Роста она была высокого.
Ее тяжелые, густые волосы были светлы, с бледно–медным отсветом спелой пшеницы, и выбивались на затылке двумя тугими, еще более светлыми завитками. На высоком выпуклом лбу лишь намечались бледные дуги бровей. Глаза, серые, светлые, большие, не оттенялись бровями, и тонкие, легкие веки не дарили их изменчивой игрою теней. Было в их выражении что–то неопределенное и неопределимое, и смотрели они на вас всегда открыто и прямо, не ведая ни тонких взоров искоса, ни беглых взмахов ресниц, — до неестественности сторожкие, неуступчивые, бездонные. Вся игра сосредоточивалась в нижней части лица — крыльях носа, губах, подбородке. Глаза только смотрели. Особенно выразителен был рот — четкие уголки и резко очерченная, прелестная линия губ. Но в нижней губе была суровость, которая в улыбке то вовсе таяла, то, напротив, проступала даже ясней, делая лицо жестким.

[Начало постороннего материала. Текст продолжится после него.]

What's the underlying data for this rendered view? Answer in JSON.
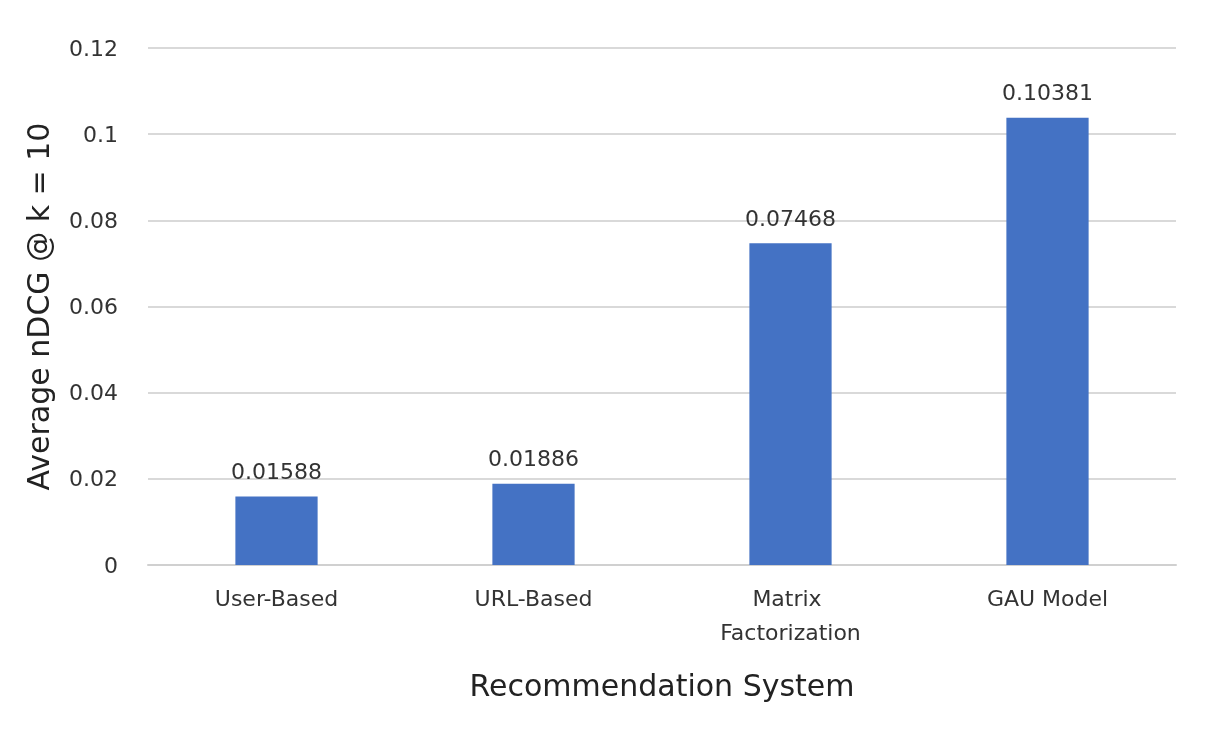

Почти резкий изгиб стана и пышность груди в сочетании со строгой формой рук и плеч, ослепительно белая кожа и болезненно яркий рот дурманили головы, дразнили воображение, вместе притягивали и отпугивали.

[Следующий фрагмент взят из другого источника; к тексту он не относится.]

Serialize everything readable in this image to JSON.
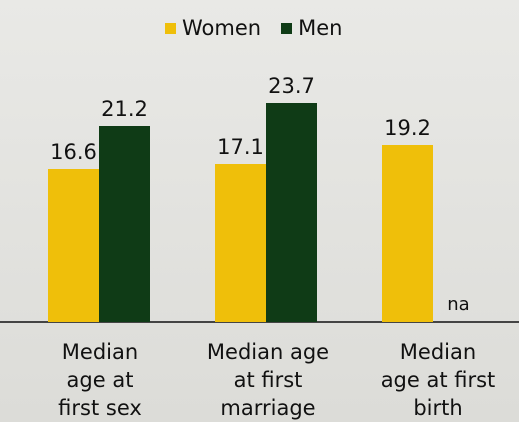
{
  "chart_data": {
    "type": "bar",
    "categories": [
      "Median age at first sex",
      "Median age at first marriage",
      "Median age at first birth"
    ],
    "series": [
      {
        "name": "Women",
        "color": "#efbf0a",
        "values": [
          16.6,
          17.1,
          19.2
        ]
      },
      {
        "name": "Men",
        "color": "#0f3b16",
        "values": [
          21.2,
          23.7,
          null
        ],
        "value_labels": [
          "21.2",
          "23.7",
          "na"
        ]
      }
    ]
  }
}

Стройная, узкая в бедрах, она умела в бальном наряде подчеркнуть природную свою изысканность смелым и очевидным искусством, которое, уж чересчур крича об ее ощущении изящного, чуть- чуть напоминало о дурном вкусе, вполне, впрочем, преодоленном. И в этом многие находили еще особенную прелесть.
Держалась она безукоризненно. Во всем, что говорила она и что соглашалась выслушивать, она не выходила из рамок строжайшей чопорности, и кокетство ее в том и состояло, чтобы ни на йоту не показать себя кокеткой, быть неисцелимо слепой к производимому впечатлению и нимало не отличать никого из своих вздыхателей. И потому именно чудилось им всем тайное лицо под маской, огонь под снегом, порок под личиной невинности. Никто бы из них не удивился, прознай он, что у нее есть тайный любовник, хоть никому не приходило на ум ни одно из имен.
Такой видели Эделе Люне.
Она променяла столицу на Лёнборгорд из–за того, что светская суета, тысяча и одна ночь балов и маскарадов расстроили ей здоровье, к весне показались первые признаки чахотки, и доктор предписал деревенский воздух, покой и молоко — все, что в изобилии предоставляло ее теперешнее обиталище. Но здесь нашла она и вечную скуку, и недели не прошло, как она стала томиться по своему дому в Копенгагене. Письмо за письмом наполняла она страстными мольбами положить конец ее сельскому заточению, объясняя, что тоска приносит ей куда более вреда, чем воздух — пользы. Однако доктор так запугал статского советника с супругой, что те сочли своим долгом не внимать самым горьким ее сетованиям.